Topic | Specific actions undertaken |
Leadership and effectiveness | ● Approved the appointment of Yngve Myhre as a member of the Audit Committee following Hugo Wahnish’ s retirement from the Board.
● Performed an internal evaluation of the Board and its committees and agreed on the actions. |
Legal, compliance and governance | ● Approved the FY21 Annual Report and Accounts and interim results.
● Received regular legal, IP and compliance updates from the Group Legal Counsel and Company Secretary. ● Continued to review the conflict of interest and other significant principal activities of the Directors of the Group, monitoring changes and developments. |
Business development and strategy | ● Received ongoing updates throughout the year from the CEO and business area heads on the implementation of the Group’s strategy.

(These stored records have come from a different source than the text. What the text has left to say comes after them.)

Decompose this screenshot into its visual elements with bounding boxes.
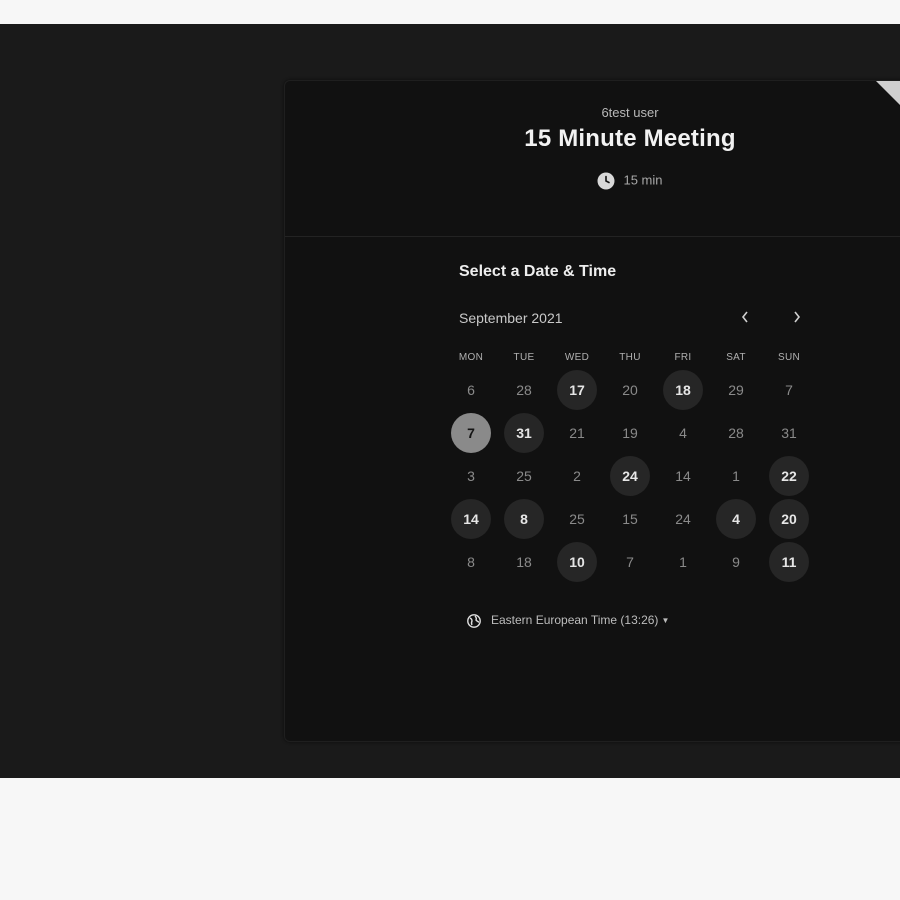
available-day[interactable]: 11	[769, 542, 809, 582]
header-divider	[285, 236, 900, 237]
unavailable-day: 1	[732, 468, 740, 484]
available-day[interactable]: 4	[716, 499, 756, 539]
previous-month-button[interactable]	[731, 305, 759, 331]
unavailable-day: 7	[785, 382, 793, 398]
unavailable-day: 31	[781, 425, 797, 441]
timezone-label: Eastern European Time (13:26)	[491, 613, 659, 627]
unavailable-day: 3	[467, 468, 475, 484]
weekday-mon: MON	[458, 352, 484, 363]
unavailable-day: 25	[516, 468, 532, 484]
unavailable-day: 24	[675, 511, 691, 527]
unavailable-day: 6	[467, 382, 475, 398]
available-day[interactable]: 10	[557, 542, 597, 582]
unavailable-day: 8	[467, 554, 475, 570]
unavailable-day: 18	[516, 554, 532, 570]
unavailable-day: 9	[732, 554, 740, 570]
weekday-thu: THU	[619, 352, 641, 363]
available-day[interactable]: 14	[451, 499, 491, 539]
available-day[interactable]: 22	[769, 456, 809, 496]
unavailable-day: 2	[573, 468, 581, 484]
host-name: 6test user	[601, 105, 659, 120]
unavailable-day: 1	[679, 554, 687, 570]
event-header: 6test user 15 Minute Meeting 15 min	[285, 81, 900, 237]
unavailable-day: 29	[728, 382, 744, 398]
weekday-fri: FRI	[674, 352, 692, 363]
unavailable-day: 20	[622, 382, 638, 398]
picker-heading: Select a Date & Time	[459, 263, 617, 280]
scheduling-card: 6test user 15 Minute Meeting 15 min Sele…	[284, 80, 900, 742]
unavailable-day: 25	[569, 511, 585, 527]
available-day[interactable]: 8	[504, 499, 544, 539]
next-month-button[interactable]	[783, 305, 811, 331]
unavailable-day: 19	[622, 425, 638, 441]
unavailable-day: 4	[679, 425, 687, 441]
duration-label: 15 min	[623, 172, 663, 188]
selected-day[interactable]: 7	[451, 413, 491, 453]
month-label: September 2021	[459, 310, 563, 326]
unavailable-day: 28	[728, 425, 744, 441]
available-day[interactable]: 18	[663, 370, 703, 410]
weekday-wed: WED	[564, 352, 590, 363]
event-duration: 15 min	[285, 172, 900, 190]
chevron-right-icon	[794, 311, 801, 323]
available-day[interactable]: 31	[504, 413, 544, 453]
event-title: 15 Minute Meeting	[524, 125, 736, 152]
page-background: 6test user 15 Minute Meeting 15 min Sele…	[0, 24, 900, 778]
clock-icon	[597, 172, 615, 190]
caret-down-icon: ▼	[661, 616, 670, 626]
available-day[interactable]: 17	[557, 370, 597, 410]
weekday-sat: SAT	[726, 352, 746, 363]
available-day[interactable]: 20	[769, 499, 809, 539]
unavailable-day: 7	[626, 554, 634, 570]
unavailable-day: 15	[622, 511, 638, 527]
unavailable-day: 14	[675, 468, 691, 484]
weekday-sun: SUN	[777, 352, 800, 363]
weekday-tue: TUE	[513, 352, 535, 363]
unavailable-day: 21	[569, 425, 585, 441]
timezone-selector[interactable]: Eastern European Time (13:26) ▼	[467, 613, 669, 628]
globe-icon	[467, 613, 481, 628]
unavailable-day: 28	[516, 382, 532, 398]
available-day[interactable]: 24	[610, 456, 650, 496]
chevron-left-icon	[741, 311, 748, 323]
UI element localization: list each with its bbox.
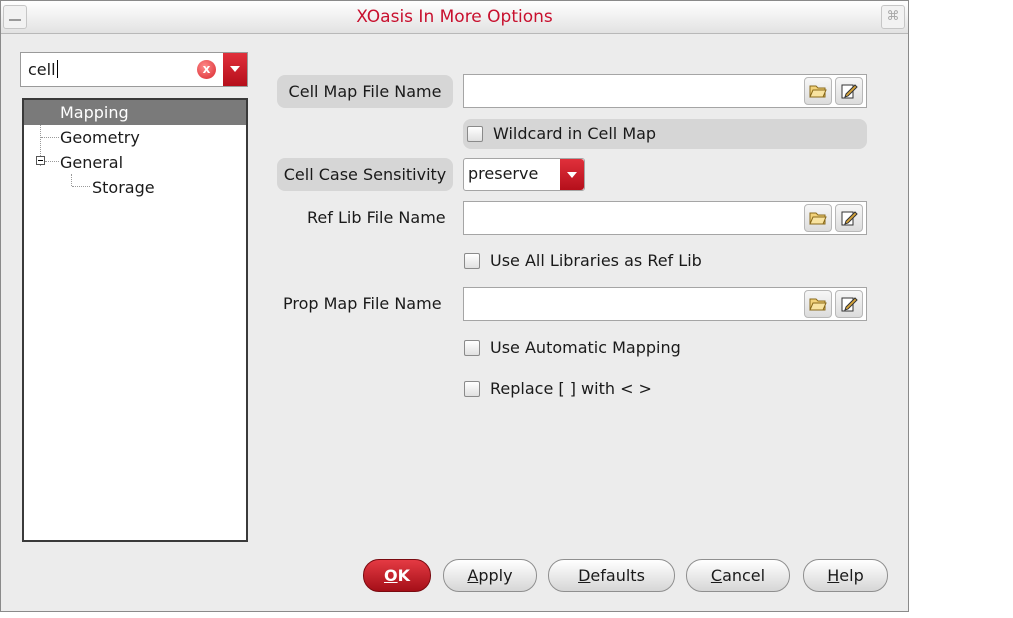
edit-icon [841,84,858,99]
ref-lib-field[interactable] [463,201,867,235]
folder-icon [809,298,827,311]
replace-brackets-row[interactable]: Replace [ ] with < > [464,377,652,401]
auto-mapping-checkbox[interactable] [464,340,480,356]
cell-case-select[interactable]: preserve [463,158,585,191]
browse-prop-map-button[interactable] [804,290,832,318]
options-dialog: XOasis In More Options ⌘ cell x Mapping … [0,0,909,612]
search-combo[interactable]: cell x [20,52,248,87]
category-tree[interactable]: Mapping Geometry General Storage [22,98,248,542]
cell-map-field[interactable] [463,74,867,108]
edit-cell-map-button[interactable] [835,77,863,105]
auto-mapping-row[interactable]: Use Automatic Mapping [464,336,681,360]
cell-case-dropdown-button[interactable] [560,159,584,190]
collapse-general-icon[interactable] [36,156,45,165]
browse-cell-map-button[interactable] [804,77,832,105]
use-all-libraries-label: Use All Libraries as Ref Lib [490,251,702,270]
cell-case-value: preserve [468,164,539,183]
wildcard-checkbox[interactable] [467,126,483,142]
folder-icon [809,85,827,98]
edit-icon [841,297,858,312]
help-button[interactable]: Help [803,559,888,592]
cancel-button[interactable]: Cancel [686,559,790,592]
title-bar[interactable]: XOasis In More Options ⌘ [1,1,908,34]
wildcard-label: Wildcard in Cell Map [493,124,657,143]
cell-map-label: Cell Map File Name [277,75,453,108]
prop-map-label: Prop Map File Name [283,294,442,313]
edit-ref-lib-button[interactable] [835,204,863,232]
search-input[interactable]: cell [28,60,58,79]
ref-lib-label: Ref Lib File Name [307,208,446,227]
cell-case-label: Cell Case Sensitivity [277,158,453,191]
prop-map-field[interactable] [463,287,867,321]
defaults-button[interactable]: Defaults [548,559,675,592]
replace-brackets-label: Replace [ ] with < > [490,379,652,398]
search-history-dropdown-button[interactable] [223,53,247,86]
close-window-button[interactable]: ⌘ [881,5,905,29]
tree-item-mapping[interactable]: Mapping [24,100,246,125]
tree-item-geometry[interactable]: Geometry [60,125,140,150]
auto-mapping-label: Use Automatic Mapping [490,338,681,357]
apply-button[interactable]: Apply [443,559,537,592]
wildcard-checkbox-row[interactable]: Wildcard in Cell Map [467,122,656,146]
edit-icon [841,211,858,226]
browse-ref-lib-button[interactable] [804,204,832,232]
edit-prop-map-button[interactable] [835,290,863,318]
use-all-libraries-row[interactable]: Use All Libraries as Ref Lib [464,249,702,273]
ok-button[interactable]: OK [363,559,431,592]
tree-item-storage[interactable]: Storage [92,175,155,200]
replace-brackets-checkbox[interactable] [464,381,480,397]
folder-icon [809,212,827,225]
clear-search-icon[interactable]: x [197,60,216,79]
window-title: XOasis In More Options [356,7,553,27]
tree-item-general[interactable]: General [60,150,123,175]
use-all-libraries-checkbox[interactable] [464,253,480,269]
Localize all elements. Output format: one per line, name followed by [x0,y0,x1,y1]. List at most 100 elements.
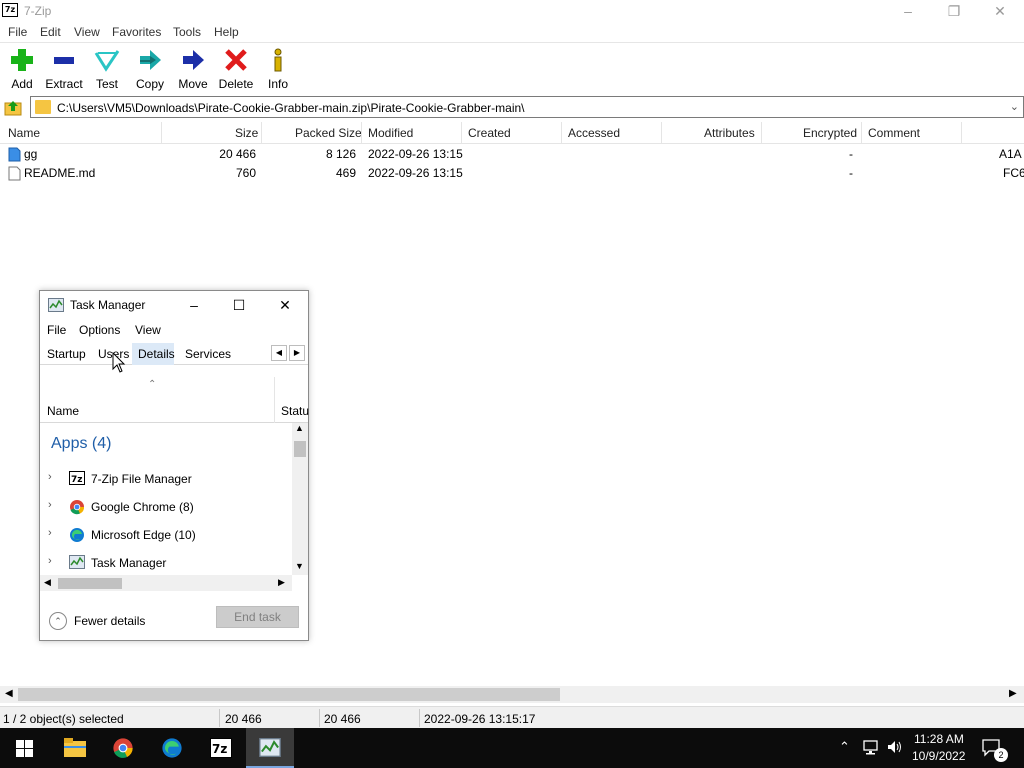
delete-button[interactable]: Delete [214,47,258,91]
column-divider[interactable] [361,122,362,144]
tab-scroll-left-icon[interactable]: ◀ [271,345,287,361]
column-divider[interactable] [861,122,862,144]
taskbar-edge[interactable] [148,728,196,768]
end-task-button[interactable]: End task [216,606,299,628]
clock-date[interactable]: 10/9/2022 [912,749,965,763]
horizontal-scrollbar[interactable]: ◀ ▶ [0,686,1024,703]
tab-scroll-right-icon[interactable]: ▶ [289,345,305,361]
column-divider[interactable] [761,122,762,144]
status-bar: 1 / 2 object(s) selected 20 466 20 466 2… [0,706,1024,728]
tm-column-status[interactable]: Statu [281,404,309,418]
column-created[interactable]: Created [468,126,511,140]
scrollbar-thumb[interactable] [18,688,560,701]
tm-maximize-button[interactable]: ☐ [224,295,254,315]
test-label: Test [95,77,118,91]
tm-column-name[interactable]: Name [47,404,79,418]
menu-help[interactable]: Help [214,25,239,39]
column-modified[interactable]: Modified [368,126,413,140]
chevron-down-icon[interactable]: ⌄ [1010,100,1019,113]
tm-close-button[interactable]: ✕ [270,295,300,315]
edge-icon [69,527,85,543]
column-size[interactable]: Size [235,126,258,140]
7zip-icon: 7z [69,471,85,487]
info-button[interactable]: Info [256,47,300,91]
extract-button[interactable]: Extract [42,47,86,91]
fewer-details-link[interactable]: Fewer details [74,614,145,628]
chevron-up-icon[interactable]: ⌃ [49,612,67,630]
tm-hscroll-thumb[interactable] [58,578,122,589]
taskbar-7zip[interactable]: 7z [197,728,245,768]
tm-column-divider[interactable] [274,377,275,423]
tab-services[interactable]: Services [185,347,231,361]
chevron-right-icon[interactable]: › [48,527,52,539]
menu-edit[interactable]: Edit [40,25,61,39]
column-divider[interactable] [561,122,562,144]
restore-button[interactable]: ❐ [931,0,977,22]
tm-horizontal-scrollbar[interactable]: ◀ ▶ [40,575,292,591]
tm-menu-file[interactable]: File [47,323,66,337]
start-button[interactable] [0,728,48,768]
scroll-left-icon[interactable]: ◀ [5,688,13,699]
test-button[interactable]: Test [85,47,129,91]
delete-label: Delete [218,77,254,91]
minimize-button[interactable]: – [885,0,931,22]
copy-button[interactable]: Copy [128,47,172,91]
menu-favorites[interactable]: Favorites [112,25,161,39]
scroll-right-icon[interactable]: ▶ [1009,688,1017,699]
clock-time[interactable]: 11:28 AM [914,732,964,746]
chrome-icon [69,499,85,515]
menu-tools[interactable]: Tools [173,25,201,39]
column-comment[interactable]: Comment [868,126,920,140]
tab-details[interactable]: Details [138,347,175,361]
taskbar-chrome[interactable] [99,728,147,768]
close-button[interactable]: ✕ [977,0,1023,22]
chevron-right-icon[interactable]: › [48,499,52,511]
network-icon[interactable] [862,738,880,759]
menu-file[interactable]: File [8,25,27,39]
tm-app-name: Task Manager [91,556,167,570]
tm-scroll-thumb[interactable] [294,441,306,457]
scroll-right-icon[interactable]: ▶ [278,577,285,588]
column-packed-size[interactable]: Packed Size [295,126,362,140]
file-explorer-icon [64,738,86,757]
volume-icon[interactable] [886,738,904,759]
column-divider[interactable] [161,122,162,144]
column-divider[interactable] [961,122,962,144]
scroll-down-icon[interactable]: ▼ [295,561,304,571]
move-button[interactable]: Move [171,47,215,91]
up-folder-button[interactable] [4,98,22,116]
path-field[interactable]: C:\Users\VM5\Downloads\Pirate-Cookie-Gra… [30,96,1024,118]
chevron-right-icon[interactable]: › [48,471,52,483]
chevron-right-icon[interactable]: › [48,555,52,567]
file-row[interactable]: README.md 760 469 2022-09-26 13:15 - FC6 [0,164,1024,183]
add-button[interactable]: Add [0,47,44,91]
task-manager-window[interactable]: Task Manager – ☐ ✕ File Options View Sta… [39,290,309,641]
menu-view[interactable]: View [74,25,100,39]
file-row[interactable]: gg 20 466 8 126 2022-09-26 13:15 - A1A [0,145,1024,164]
column-attributes[interactable]: Attributes [704,126,755,140]
tm-menu-options[interactable]: Options [79,323,120,337]
status-size: 20 466 [225,712,262,726]
column-encrypted[interactable]: Encrypted [803,126,857,140]
tm-minimize-button[interactable]: – [179,295,209,315]
tm-app-row[interactable]: › Microsoft Edge (10) [40,521,292,549]
scroll-up-icon[interactable]: ▲ [295,423,304,433]
column-accessed[interactable]: Accessed [568,126,620,140]
column-divider[interactable] [661,122,662,144]
scroll-left-icon[interactable]: ◀ [44,577,51,588]
tab-startup[interactable]: Startup [47,347,86,361]
tm-app-row[interactable]: › 7z 7-Zip File Manager [40,465,292,493]
tm-app-row[interactable]: › Task Manager [40,549,292,575]
column-name[interactable]: Name [8,126,40,140]
window-title: 7-Zip [24,4,52,18]
tm-menu-view[interactable]: View [135,323,161,337]
move-arrow-icon [171,47,215,73]
tm-app-row[interactable]: › Google Chrome (8) [40,493,292,521]
show-hidden-icons-chevron-icon[interactable]: ⌃ [839,739,850,755]
taskbar-task-manager[interactable] [246,728,294,768]
tm-vertical-scrollbar[interactable]: ▲ ▼ [292,423,308,575]
column-divider[interactable] [261,122,262,144]
taskbar-file-explorer[interactable] [51,728,99,768]
file-size: 20 466 [219,147,256,161]
column-divider[interactable] [461,122,462,144]
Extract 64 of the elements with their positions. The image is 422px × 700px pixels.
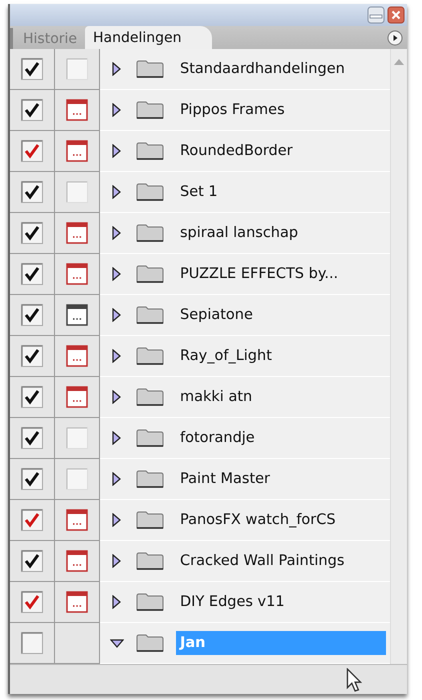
dialog-icon[interactable] [66, 550, 88, 572]
toggle-checkbox[interactable] [21, 386, 43, 408]
action-set-name[interactable]: Ray_of_Light [176, 344, 276, 368]
toggle-checkbox[interactable] [21, 427, 43, 450]
dialog-toggle-box[interactable] [66, 468, 88, 490]
toggle-checkbox[interactable] [21, 345, 43, 368]
dialog-icon[interactable] [66, 222, 88, 244]
action-set-name[interactable]: PUZZLE EFFECTS by... [176, 262, 342, 286]
dialog-icon[interactable] [66, 304, 88, 326]
toggle-checkbox[interactable] [21, 468, 43, 490]
action-set-name[interactable]: RoundedBorder [176, 139, 297, 164]
dialog-icon[interactable] [66, 140, 88, 162]
toggle-checkbox[interactable] [21, 140, 43, 162]
folder-icon [136, 387, 164, 408]
folder-icon [136, 223, 164, 244]
toggle-checkbox[interactable] [21, 222, 43, 244]
folder-icon [136, 59, 164, 80]
action-set-name[interactable]: PanosFX watch_forCS [176, 508, 340, 532]
dialog-icon[interactable] [66, 386, 88, 408]
toggle-checkbox[interactable] [21, 58, 43, 80]
folder-icon [136, 305, 164, 326]
panel-tab[interactable]: Handelingen [85, 26, 212, 50]
action-set-name[interactable]: Set 1 [176, 180, 222, 204]
action-set-name[interactable]: Cracked Wall Paintings [176, 549, 348, 574]
action-set-name[interactable]: spiraal lanschap [176, 221, 302, 246]
toggle-checkbox[interactable] [21, 99, 43, 122]
action-set-name[interactable]: Pippos Frames [176, 98, 289, 122]
folder-icon [136, 182, 164, 202]
dialog-icon[interactable] [66, 509, 88, 532]
dialog-icon[interactable] [66, 591, 88, 614]
toggle-checkbox[interactable] [21, 550, 43, 572]
folder-icon [136, 633, 164, 654]
action-set-name[interactable]: Standaardhandelingen [176, 57, 349, 82]
panel-menu-icon[interactable] [387, 30, 403, 46]
minimize-icon[interactable] [367, 6, 385, 24]
dialog-icon[interactable] [66, 99, 88, 122]
action-set-name[interactable]: Paint Master [176, 467, 274, 492]
toggle-checkbox[interactable] [21, 181, 43, 204]
dialog-toggle-box[interactable] [66, 427, 88, 450]
folder-icon [136, 592, 164, 612]
scrollbar[interactable] [390, 49, 407, 664]
folder-icon [136, 346, 164, 366]
dialog-toggle-box[interactable] [66, 58, 88, 80]
toggle-checkbox[interactable] [21, 304, 43, 326]
dialog-icon[interactable] [66, 263, 88, 286]
toggle-checkbox[interactable] [21, 591, 43, 614]
toggle-checkbox[interactable] [21, 263, 43, 286]
action-set-name[interactable]: fotorandje [176, 426, 259, 450]
folder-icon [136, 428, 164, 448]
toggle-checkbox[interactable] [21, 632, 43, 654]
action-set-name[interactable]: Sepiatone [176, 303, 257, 328]
folder-icon [136, 510, 164, 530]
action-set-name[interactable]: DIY Edges v11 [176, 590, 289, 614]
folder-icon [136, 141, 164, 162]
dialog-toggle-box[interactable] [66, 181, 88, 204]
mouse-pointer-icon [346, 668, 362, 692]
close-icon[interactable] [387, 6, 405, 24]
toggle-checkbox[interactable] [21, 509, 43, 532]
folder-icon [136, 100, 164, 120]
folder-icon [136, 469, 164, 490]
action-set-name[interactable]: makki atn [176, 385, 256, 410]
dialog-icon[interactable] [66, 345, 88, 368]
folder-icon [136, 551, 164, 572]
folder-icon [136, 264, 164, 284]
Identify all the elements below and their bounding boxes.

● Reviewed and approved the Group’s strategic priorities presented by the Executive Directors, the head of each business area, Group Head of People and Head of Investor Relations. ● Approved the new values which are in alignment with the strategic identity of the Group and driving change in culture across the Group. ● Reviewed and approved entry into the first customer agreement for the Group’s CleanTreat® system. ● Reviewed the Group’s new sustainability targets and overall ESG strategy which was presented by the Head of Investor Relations. ● Reviewed and discussed the Group’s IP strategy. |
During the year, the Company adopted a revised list of Board reserved matters to reflect the expanded remit of the Board under the Code (including the review of whistleblowing matters). Currently, whistleblowing is addressed through a direct line to a Non-Executive Director, with a review by the Board of any matters raising concern.
The Board considers that it has complied with the Code during the financial year covered by this Annual Report, except that:
• The Company’s new remuneration policy was adopted in November 2020 and applies to remuneration and awards made from November 2020 onwards. While the Company’s new remuneration policy has been introduced to ensure the Company’s compliance with the new Code requirements relating to Directors’ remuneration, there is one element of the Code’s recommendations which have not been fully reflected by the new remuneration policy: – the new remuneration policy includes a mandatory shareholding requirement which the Executive Directors will be required to achieve during their employment. For the time being the Company has not introduced a mandatory post-employment shareholding requirement, however there is a two-year holding period applicable from the date of vesting, which continues to apply to executive directors’ vested awards despite any termination of employment and will prevent the executive directors from immediately disposing of awarded shares which remain subject to this holding period post-employment.